There's a growing sentiment in the minds of some business leaders that ensuring data quality should be a top priority. Before companies can take action based on their databases of knowledge about their clientele, they must first purify it by using address management tools and other solutions that will root out errors and distil accurate, up-to-date information.
This seems like a given. Some marketing executives, however, disagree. Rather than spend time and money working toward murky standards of quality, certain companies choose instead to act on "the assumption of quality," hoping that the information they've gathered is already accurate.
This strategy helps companies save time and embark on their big data initiatives without skipping a beat, but it's also risky. Making false assumptions about quality can lead to marketing blunders or ineffective customer service initiatives, not to mention potential fraud.
Jim Harris, author of the OCDQ Blog, recently lamented that despite the risks involved, some companies are leaping to conclusions about the purity of their data anyway. The practice may be perilous, but some business leaders have the willingness to live dangerously.
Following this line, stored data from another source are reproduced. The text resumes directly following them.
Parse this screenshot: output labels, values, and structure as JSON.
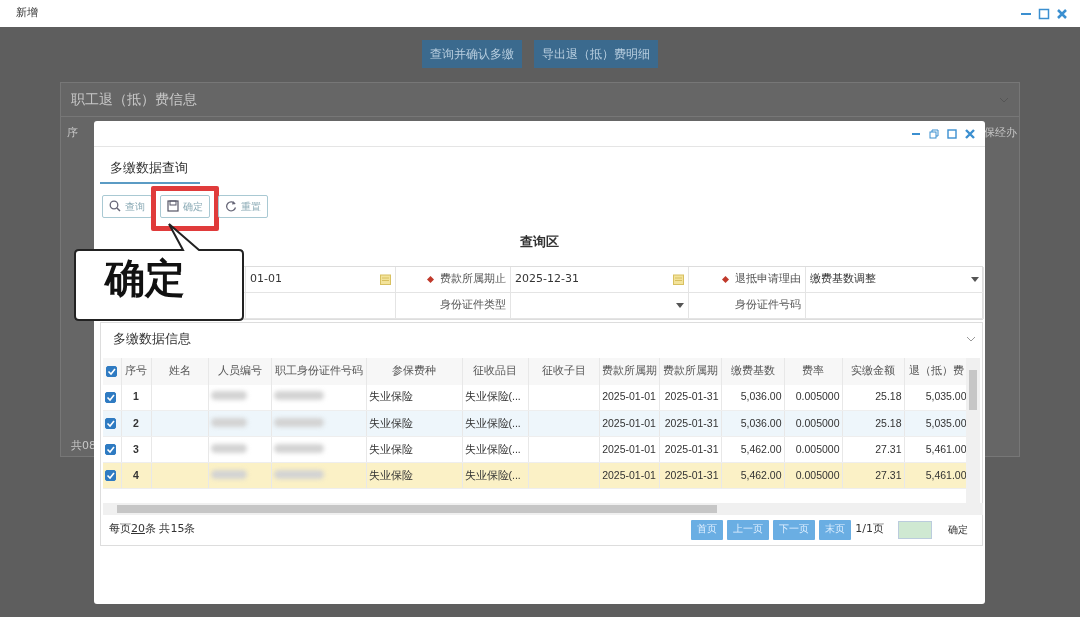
{
  "window": {
    "title": "新增"
  },
  "background": {
    "buttons": [
      "查询并确认多缴",
      "导出退（抵）费明细"
    ],
    "panel_title": "职工退（抵）费信息",
    "column_1": "序",
    "column_last": "保经办",
    "footer": "共08"
  },
  "dialog": {
    "tab": {
      "label": "多缴数据查询",
      "selected": true
    },
    "toolbar": [
      {
        "label": "查询",
        "kind": "search",
        "highlighted": false
      },
      {
        "label": "确定",
        "kind": "save",
        "highlighted": true
      },
      {
        "label": "重置",
        "kind": "reset",
        "highlighted": false
      }
    ],
    "callout": {
      "text": "确定"
    },
    "query_title": "查询区",
    "fields": [
      {
        "kind": "date",
        "required": false,
        "value": "01-01"
      },
      {
        "kind": "date",
        "required": true,
        "label": "费款所属期止",
        "value": "2025-12-31"
      },
      {
        "kind": "select",
        "required": true,
        "label": "退抵申请理由",
        "value": "缴费基数调整"
      },
      {
        "kind": "text",
        "required": false
      },
      {
        "kind": "select",
        "required": false,
        "label": "身份证件类型"
      },
      {
        "kind": "text",
        "required": false,
        "label": "身份证件号码"
      }
    ],
    "section_title": "多缴数据信息",
    "table": {
      "all_checked": true,
      "columns": [
        "序号",
        "姓名",
        "人员编号",
        "职工身份证件号码",
        "参保费种",
        "征收品目",
        "征收子目",
        "费款所属期",
        "费款所属期",
        "缴费基数",
        "费率",
        "实缴金额",
        "退（抵）费"
      ],
      "rows": [
        {
          "checked": true,
          "selected": false,
          "hovered": false,
          "cells": [
            "1",
            null,
            null,
            null,
            "失业保险",
            "失业保险(...",
            "",
            "2025-01-01",
            "2025-01-31",
            "5,036.00",
            "0.005000",
            "25.18",
            "5,035.00"
          ]
        },
        {
          "checked": true,
          "selected": false,
          "hovered": true,
          "cells": [
            "2",
            null,
            null,
            null,
            "失业保险",
            "失业保险(...",
            "",
            "2025-01-01",
            "2025-01-31",
            "5,036.00",
            "0.005000",
            "25.18",
            "5,035.00"
          ]
        },
        {
          "checked": true,
          "selected": false,
          "hovered": false,
          "cells": [
            "3",
            null,
            null,
            null,
            "失业保险",
            "失业保险(...",
            "",
            "2025-01-01",
            "2025-01-31",
            "5,462.00",
            "0.005000",
            "27.31",
            "5,461.00"
          ]
        },
        {
          "checked": true,
          "selected": true,
          "hovered": false,
          "cells": [
            "4",
            null,
            null,
            null,
            "失业保险",
            "失业保险(...",
            "",
            "2025-01-01",
            "2025-01-31",
            "5,462.00",
            "0.005000",
            "27.31",
            "5,461.00"
          ]
        }
      ]
    },
    "pager": {
      "per_page_before": "每页",
      "per_page": "20",
      "per_page_after": "条 共15条",
      "buttons": [
        "首页",
        "上一页",
        "下一页",
        "末页"
      ],
      "page_info": "1/1页",
      "go_button": "确定"
    }
  }
}
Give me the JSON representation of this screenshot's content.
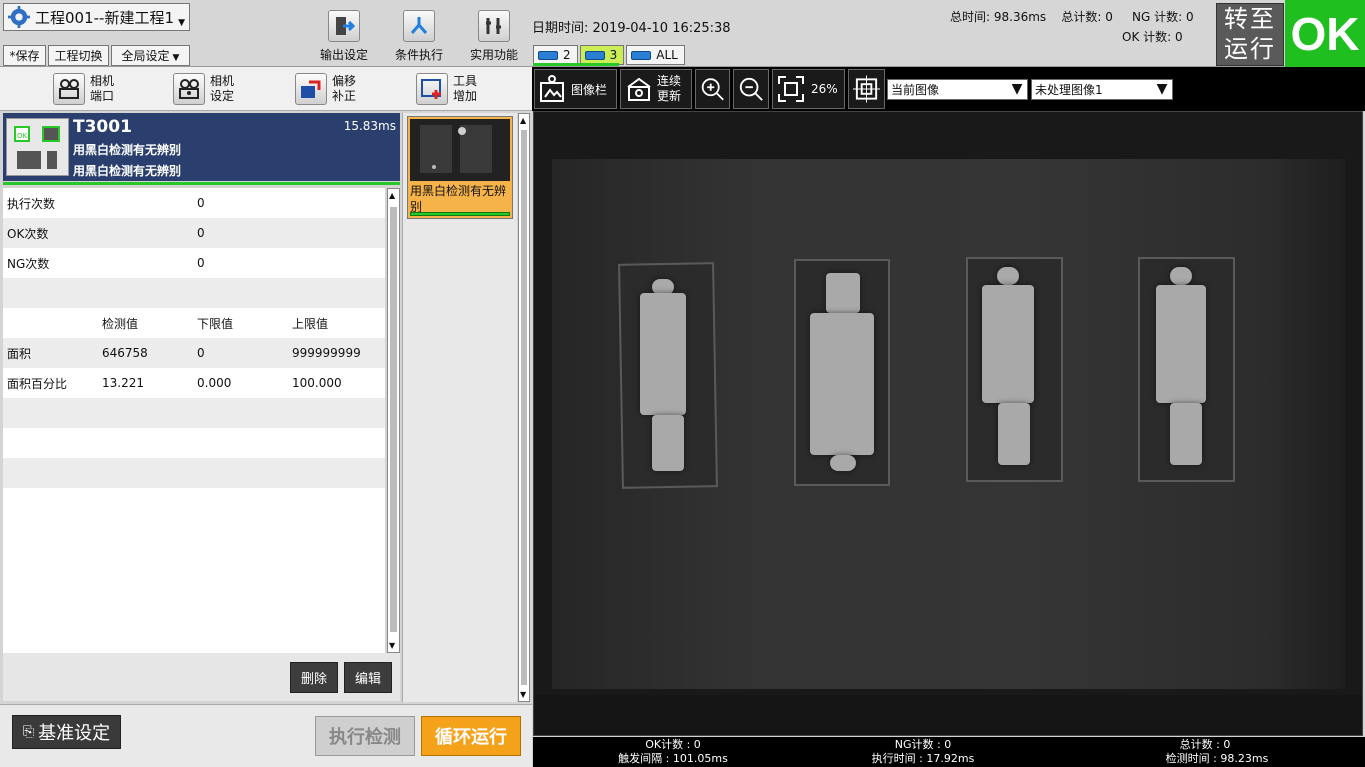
{
  "app": {
    "project_title": "工程001--新建工程1",
    "menu": {
      "save": "*保存",
      "switch_project": "工程切换",
      "global_settings": "全局设定"
    },
    "tools": {
      "output_settings": "输出设定",
      "condition_exec": "条件执行",
      "utilities": "实用功能"
    },
    "datetime": "日期时间: 2019-04-10 16:25:38",
    "camera_tabs": [
      "2",
      "3",
      "ALL"
    ],
    "totals": {
      "total_time": "总时间:  98.36ms",
      "total_count": "总计数: 0",
      "ng_count": "NG 计数: 0",
      "ok_count": "OK 计数: 0"
    },
    "switch_run": "转至运行",
    "ok_badge": "OK"
  },
  "left_toolbar": [
    {
      "l1": "相机",
      "l2": "端口"
    },
    {
      "l1": "相机",
      "l2": "设定"
    },
    {
      "l1": "偏移",
      "l2": "补正"
    },
    {
      "l1": "工具",
      "l2": "增加"
    }
  ],
  "tool": {
    "id": "T3001",
    "time": "15.83ms",
    "desc1": "用黑白检测有无辨别",
    "desc2": "用黑白检测有无辨别",
    "ok_badge": "OK"
  },
  "stats": [
    {
      "label": "执行次数",
      "value": "0"
    },
    {
      "label": "OK次数",
      "value": "0"
    },
    {
      "label": "NG次数",
      "value": "0"
    }
  ],
  "measure": {
    "headers": [
      "",
      "检测值",
      "下限值",
      "上限值"
    ],
    "rows": [
      [
        "面积",
        "646758",
        "0",
        "999999999"
      ],
      [
        "面积百分比",
        "13.221",
        "0.000",
        "100.000"
      ]
    ]
  },
  "buttons": {
    "delete": "删除",
    "edit": "编辑",
    "base_settings": "基准设定",
    "exec_detect": "执行检测",
    "loop_run": "循环运行"
  },
  "thumbnail": {
    "label": "用黑白检测有无辨别"
  },
  "image_toolbar": {
    "image_bar": "图像栏",
    "continuous_l1": "连续",
    "continuous_l2": "更新",
    "zoom": "26%",
    "current_image": "当前图像",
    "unprocessed_image": "未处理图像1"
  },
  "status_strip": {
    "ok_count": "OK计数 : 0",
    "trigger_interval": "触发间隔 : 101.05ms",
    "ng_count": "NG计数 : 0",
    "exec_time": "执行时间 : 17.92ms",
    "total_count": "总计数 : 0",
    "detect_time": "检测时间 : 98.23ms"
  },
  "colors": {
    "ok_green": "#1fbf1f",
    "header_navy": "#2a3f6d",
    "loop_orange": "#f4a21a"
  }
}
"While this situation has always existed, the Internet and the era of big data is exacerbating it," Harris wrote. "I would argue that many, for lack of a better term, traditional data and information management applications, have functioned off of the same assumption of quality even though data and information quality best practices are implemented."
As competition among corporations heats up, there's a growing sense of urgency to act as quickly as possible on the insights that can be gleaned from big data. Companies assume that by skipping the step of ensuring quality, they can speed to the finish line and gain a competitive advantage on their rivals. This plan can easily backfire, however, and wise executives know that quality should always come first.